In February 2009, al-Qaeda’s second in command, Dr. Ayman al-Zawahiri, warned Muslims of a "Crusader-Jewish" campaign aimed at taking their land and stressed that "those who have money, have the obligation to support the Mujahideen with their money" and "spend it in the cause of God" in order to "foil" the "crusaders'" plan to besiege the Mujahideen.
Also in February 2009, the emir of al-Qaeda in Khorasan, Mustafa Abu al-Yazid, known as "Sheikh Saeed al-Masri" (killed earlier this year), called on Muslims and those whom he referred to as the Mujahideen in Pakistan, to "carry out jihad with money, as monetary jihad is the lifeblood of jihad. Without money, jihad comes to a halt. "
Last June, Abu al-Yazid declared, "O Islamic nation, one of our duties is to fund jihad with property and money because that is equivalent to conducting jihad in person." He added that "every man, youth, and woman in every Muslim country ought to, to the best of his or her ability, strive to raise funds and send them to the Mujahideen."
Al-Qaeda leaders have started to admit that the lack of funding is adversely affecting the organisation's operations and its ability to absorb a large number of recruits.
In an interview with the Jihadi Media Elite last July, al-Qaeda leader Sheikh Attiyat-Allah (also known as Atiyah Abd al-Rahman al-Libi) said that "due to the lack of funds", al-Qaeda - as well as the Taliban - "lack the capacity to absorb large numbers (of Mujahideen) ". He complained that "those in this nation who have money are delinquent in donating it."
A month earlier, Abu al-Yazid (Sheikh Saeed al-Masri) repeatedly referred not just to the shortage of funds, but acknowledged that "the leaders do not have the ability to prepare men for jihad," adding that "a lot of planned operations are on hold due to lack of funds."

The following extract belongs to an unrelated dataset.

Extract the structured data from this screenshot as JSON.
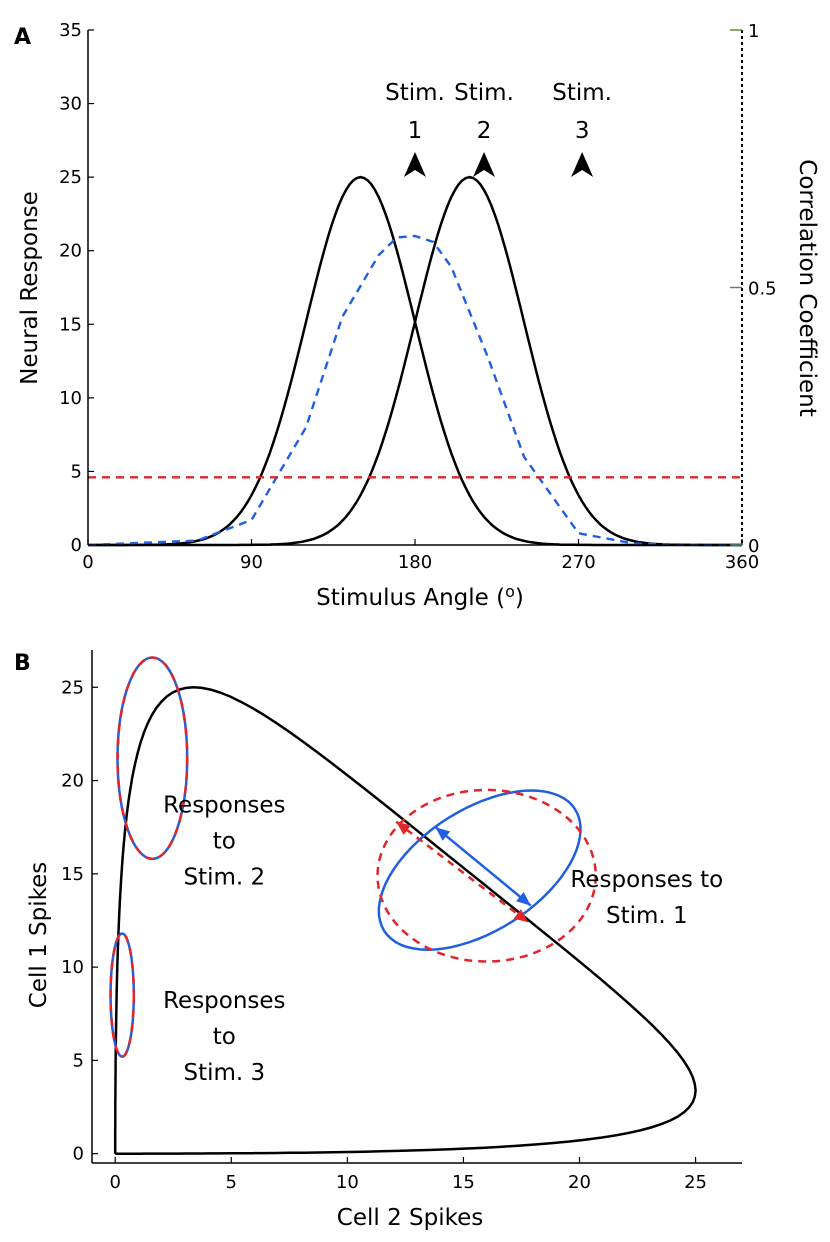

Abu al-Yazid, a founding member of al-Qaeda and a former member of the Shura Council, was believed to be the organisation's financial chief. He admitted to a shortage of funds for jihad in Afghanistan in several statements made in recent years.
In June of 2009, in a statement produced by the "al-Taefa al-Mansura Network" and distributed by al-Fajr Media Centre, al-Qaeda's online network, Abu Al-Yazid addressed the Turkish people, saying, "We are experiencing a severe shortage of funds in the Afghan theatre", and "the waning of operations is due to lack of funds."
Abu al-Yazid said in an interview with "As-Sahab" in May 2007 - in response to a question about the needs of jihad in Afghanistan - that the primary need is financial support and that although the "Taliban Mujahideen" number in the thousands, they lack the finances to conduct operations.
There are many other indications that al-Qaeda is encountering financial difficulties.
In an interview distributed last June by the Centre for Media Communication (a jihad media entity that appears to be tied specifically to the Afghan– Pakistani jihad), Abdel Majid Abdel Majid, said to be a member of the Shura Council of al-Qaeda in Afghanistan, urged Muslims to make contributions for jihad, warning that God will judge those who are delinquent in providing the funding needed by the Muslim nation to confront what he described as the richest powers on earth.
Additionally, "As-Sahab" distributed a video tape last July depicting an attack launched in Afghanistan, "in retaliation" for the killing of leaders of the "Islamic State of Iraq", featuring a figure referred to as the "martyr" Lukman al-Makki (from the Arabian Peninsula), who gave a testimonial in the video on "the financial necessities required to wage jihad".
Al-Makki implored Muslim merchants, saying, "Jihad is in dire need of your support and your efforts. Do not fail jihad."
Also last July, al-Qaeda leader Abu Yahya al-Libi appeared in a video distributed by As-Sahab to remind al-Qaeda supporters that continuing jihad is difficult due to many factors, including "lack of funds".